De "Literayuta: apuntes sobre la falsa conciencia", por Alfredo Jaramillo. El Interpretador, abril-mayo 2009, nº 35.


miércoles 24 de junio de 2009

Ring! (jugando al teléfono descompuesto)

Ayer estuve todo el día sin teléfono en mi casa. Mi madre llamó desde su trabajo a telechot para pedir reparación. Primero, se lavaron las manoplas: no era de la línea, dijeron, sino de uno de los aparatos. Entonces yo, como buena hija obediente que soy, me puse a hacer pruebas conectando y desconectando los dos teléfonos que tenemos en las distintas salidas para ver cuál era el fallado. Ningún cambio, todo igual. Le dije a mi madre que llamara de nuevo porque estaban equivocados. Entonces le dijeron (y presten atención, por favor, porque este argumento es increíble) que los aparatos funcionan en paralelo y que había que conseguir algún otro, de un vecino, por ejemplo, para ver cómo se comportaba la línea con eso. Sí, claro, como si mi teléfono tuviera memoria para recordar que hasta hace cinco minutos estaba enchufado en la misma línea que otro que no andaba. O como si yo tuviera tanta mala leche como para que de repente un día, de la nada, dejen de funcionar mis dos teléfonos a la vez.

En fin, lo importante en este asunto es que yo tenía razón. Un rato más tarde la llamaron a mi madre al trabajo y le pidieron disculpas porque nos estaban digitalizando la línea y por eso no nos estaba funcionando como corresponde. En el transcurso del día tenía que resolverse.

La cuestión es que ayer a la noche, a eso de las diez y media, suena el teléfono. Mi madre atiende y parece poder hablar normalmente. Una señora, Susana viene a llamarse, le cuenta que ella vive a la vuelta de mi casa y que también estuvo con problemas en el teléfono durante el día. Y ahora, parece, nos cambiaron las líneas, dice la señora: yo, para llamarla recién a usted, marqué el número de mi casa, y si usted marca el suyo suena en la mía.

Yo, mientras tanto, quiero divertirme llamándola a mi madre al celular y haciéndome pasar por alguien que la llama desde un número que no tiene registrado. Pero no sé mentir y, en el medio de la impostación, me tiento y no puedo parar de reírme.

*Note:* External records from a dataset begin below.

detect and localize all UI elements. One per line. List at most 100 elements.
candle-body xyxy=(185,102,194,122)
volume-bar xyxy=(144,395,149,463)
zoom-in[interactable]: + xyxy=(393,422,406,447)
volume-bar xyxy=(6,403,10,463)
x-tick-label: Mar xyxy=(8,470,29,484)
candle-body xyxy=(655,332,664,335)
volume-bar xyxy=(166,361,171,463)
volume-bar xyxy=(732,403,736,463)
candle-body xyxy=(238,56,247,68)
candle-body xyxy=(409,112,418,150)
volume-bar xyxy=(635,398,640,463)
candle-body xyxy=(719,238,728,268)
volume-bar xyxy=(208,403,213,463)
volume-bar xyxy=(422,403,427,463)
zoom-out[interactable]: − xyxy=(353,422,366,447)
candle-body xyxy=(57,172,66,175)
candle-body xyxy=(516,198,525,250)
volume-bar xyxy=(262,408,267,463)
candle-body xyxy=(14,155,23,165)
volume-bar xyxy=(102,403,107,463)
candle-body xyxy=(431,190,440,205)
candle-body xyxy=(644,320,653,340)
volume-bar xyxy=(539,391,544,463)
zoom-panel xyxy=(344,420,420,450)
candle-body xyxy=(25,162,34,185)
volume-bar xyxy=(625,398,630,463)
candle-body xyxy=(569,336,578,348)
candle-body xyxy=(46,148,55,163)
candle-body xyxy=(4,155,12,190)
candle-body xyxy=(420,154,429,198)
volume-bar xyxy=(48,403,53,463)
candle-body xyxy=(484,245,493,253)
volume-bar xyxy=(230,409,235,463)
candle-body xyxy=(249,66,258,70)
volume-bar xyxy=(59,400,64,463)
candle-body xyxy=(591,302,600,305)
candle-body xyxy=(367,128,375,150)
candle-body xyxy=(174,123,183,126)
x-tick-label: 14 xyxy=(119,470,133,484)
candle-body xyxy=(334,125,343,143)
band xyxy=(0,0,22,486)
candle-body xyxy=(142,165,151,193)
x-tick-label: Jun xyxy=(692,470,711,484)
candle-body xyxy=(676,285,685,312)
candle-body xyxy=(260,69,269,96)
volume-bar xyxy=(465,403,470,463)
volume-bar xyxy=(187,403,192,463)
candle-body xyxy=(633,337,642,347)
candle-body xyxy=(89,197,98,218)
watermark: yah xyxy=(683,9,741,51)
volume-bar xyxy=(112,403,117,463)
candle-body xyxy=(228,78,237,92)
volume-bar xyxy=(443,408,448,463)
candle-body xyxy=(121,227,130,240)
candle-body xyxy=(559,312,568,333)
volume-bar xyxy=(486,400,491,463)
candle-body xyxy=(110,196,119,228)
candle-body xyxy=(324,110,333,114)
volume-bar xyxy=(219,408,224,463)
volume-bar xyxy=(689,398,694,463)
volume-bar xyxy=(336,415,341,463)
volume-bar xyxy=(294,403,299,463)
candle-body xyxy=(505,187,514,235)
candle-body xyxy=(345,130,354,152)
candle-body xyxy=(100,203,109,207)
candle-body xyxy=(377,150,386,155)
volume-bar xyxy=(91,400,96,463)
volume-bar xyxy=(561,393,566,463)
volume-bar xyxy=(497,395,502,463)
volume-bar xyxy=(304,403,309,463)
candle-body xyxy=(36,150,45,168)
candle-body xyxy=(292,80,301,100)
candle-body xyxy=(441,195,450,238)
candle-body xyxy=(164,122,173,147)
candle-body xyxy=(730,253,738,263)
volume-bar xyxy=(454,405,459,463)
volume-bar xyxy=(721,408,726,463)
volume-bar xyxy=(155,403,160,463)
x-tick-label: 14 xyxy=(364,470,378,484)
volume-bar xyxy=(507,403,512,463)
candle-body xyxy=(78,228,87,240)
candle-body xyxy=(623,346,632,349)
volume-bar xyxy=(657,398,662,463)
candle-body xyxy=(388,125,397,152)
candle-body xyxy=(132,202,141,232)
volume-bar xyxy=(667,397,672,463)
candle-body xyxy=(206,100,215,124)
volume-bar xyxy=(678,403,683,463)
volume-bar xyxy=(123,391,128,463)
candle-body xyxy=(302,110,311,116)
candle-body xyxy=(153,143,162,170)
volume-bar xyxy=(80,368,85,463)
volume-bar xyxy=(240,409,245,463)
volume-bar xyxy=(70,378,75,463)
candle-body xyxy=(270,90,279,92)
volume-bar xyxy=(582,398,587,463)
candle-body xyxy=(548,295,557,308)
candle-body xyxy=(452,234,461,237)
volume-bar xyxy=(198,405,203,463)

martes 23 de junio de 2009

Encontrar mi lado salvaje

Llevo leídas dos novelas de J.G. Ballard, dos aciertos. No es nada para los varios libros que tiene, pero alcanza para respetar la lucidez de este señor escritor. Y no son dos libros principales en su obra, ni Crash, ni Noches de cocaína, ni El imperio del Sol, ni siquiera El mundo sumergido, la primer novela. Primero, leí Millenium People ( "Milenio Negro" para mi traducción), ahora Running Wild ("Furia Feroz") - vale decir: cuánto mejor que suenan los títulos originales en inglés. De otros no me quejo, estos dos resultan fundamentales-. Y así y todo, siendo dos novelas laterales - cosa que supongo sin tener demasiada idea-, así y todo, decía, es imposible no reconocer, como dije antes, la lucidez de Ballard.

La lucidez (diabólica, apocalíptica, aunque sea redundante) para ser lo que debe ser un escritor cuando escribe. Porque frente a una idea como la de esta novela, alguno de todos los boludos que anda dando vueltas por ahí - y que desgraciadamente se dedican a escribir- hubiera hecho una novela de 300 páginas, alargado cada detalle, dado vueltas y vueltas intentando lucir la prosa, reflejar los problemas existenciales que siempre debe reflejar la literatura, aunque estos sean los más mundanos. Ballard, en cambio, hizo una novelita. Y que la llame "novelita" no la desmerece. Es una novelita, tiene unas 120 páginas, se lee en dos horas y media, y uno se imagina de qué la va todo desde el principio. Casi desde la tapa.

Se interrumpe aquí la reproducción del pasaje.